Feb 11, 2012

Vietnam - Lending interest rates expected to drop



Most bankers agree that lending rates will fall further this year, having eased by one percentage point compared to the month before Tet.

Lending rates now vary among banks depending on their scales.

The lowest rates are offered by state-owned commercial banks, at around 17 percent a year. Meanwhile, large joint stock commercial banks offer rates of 18 percent - 21 percent per annum while smaller ones charge a yearly interest rate of 19 percent - 23 percent.

Since late last year, the Bank for Investment and Development of Vietnam (BIDV) has set lending rates at the maximum level of 15.5 percent a year for exporters, small and medium sized enterprises (SMEs) and the agricultural sector.

ANZ Vietnam has also launched a US$160 million (3.376 trillion dong) credit line aimed at supporting those SMEs involved in agriculture and textile and garment or seafood industries. The rate applied by the bank for these clients is one to two percentage points lower than the market average.

According to an executive of Vietnam International Bank (VIB), his branch the lowest lending rate is about 18 percent yearly and the highest is 21 percent.

He noted these levels had dipped over 1 percent against the pre-Tet period as his bank now focuses on healthy corporate clients to avoid credit risks.

The banker predicted borrowing costs from the second quarter would continue to cool down because the money volume injected by the central bank over the past few months had gone up sharply and deposits from the public had bounced back after Tet.

“Lending rates can be pulled down if the central bank is determined to implement the road map to merge weak banks and if all lenders agree to revise down the rates,” he said.

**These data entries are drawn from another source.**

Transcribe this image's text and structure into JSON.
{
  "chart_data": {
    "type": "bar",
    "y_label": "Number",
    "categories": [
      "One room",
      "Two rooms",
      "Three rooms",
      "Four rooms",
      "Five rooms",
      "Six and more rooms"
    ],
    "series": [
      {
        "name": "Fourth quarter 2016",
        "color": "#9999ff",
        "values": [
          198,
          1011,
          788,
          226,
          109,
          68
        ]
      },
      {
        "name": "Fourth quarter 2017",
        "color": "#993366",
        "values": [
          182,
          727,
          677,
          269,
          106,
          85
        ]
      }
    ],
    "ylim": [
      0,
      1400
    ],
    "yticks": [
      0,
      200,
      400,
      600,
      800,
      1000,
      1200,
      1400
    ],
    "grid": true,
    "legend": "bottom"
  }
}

Tran Anh Tuan, general director of Nam A Commercial Bank, said his bank was lending at an annual rate around 19 percent for normal loans, adding the rate would ease to 16.5 percent - 17 percent for potential borrowers.

However, there are few customers enjoying this preferential rate given the bank’s limited capital source, which means it has yet to reduce the rate as soon as expected.

With a credit growth of 15 percent – 17 percent set for this year, Tuan said he would set aside 20 percent of current capital to serve exporters, enterprises in supporting industries and SMEs in accordance with the whole banking industry’s orientation.

Trinh Van Tuan, general director of Orient Commercial Bank (OCB), said most loans at his bank were charged at 19 percent – 20 percent per annum, a slight fall from previous times. His bank needed more time to reduce the rate further, he said.

The National Financial Supervisory Commission’s vice chairman Le Xuan Nghia said the lending rate would fall substantially this year because liquidity at small credit institutions had improved.

Bao Viet Securities in a recent report forecast lending rates would gradually shrink to 15 percent -16 percent per annum at the end of the year.

The stock broker predicted the rate decline would steadily follow slowing inflation and the fund mobilization capacity of the banking system, especially small lenders.

The exchange rate will be stable this year given ample supply of foreign currencies, according to economic experts.

They said optimistic signs on the exchange rate that emerged in late 2011 would continue this year.

Export this year will be adversely affected by continued economic woes, leading to less material import and a lower trade deficit - some 10 billion dong.

The US dollar will maintain its position as a strong currency, and may appreciate against other currencies due to the euro zone debt crisis. If inflation was curbed below 10 percent this year, the Vietnamese dong might fall 2 percent -3 percent.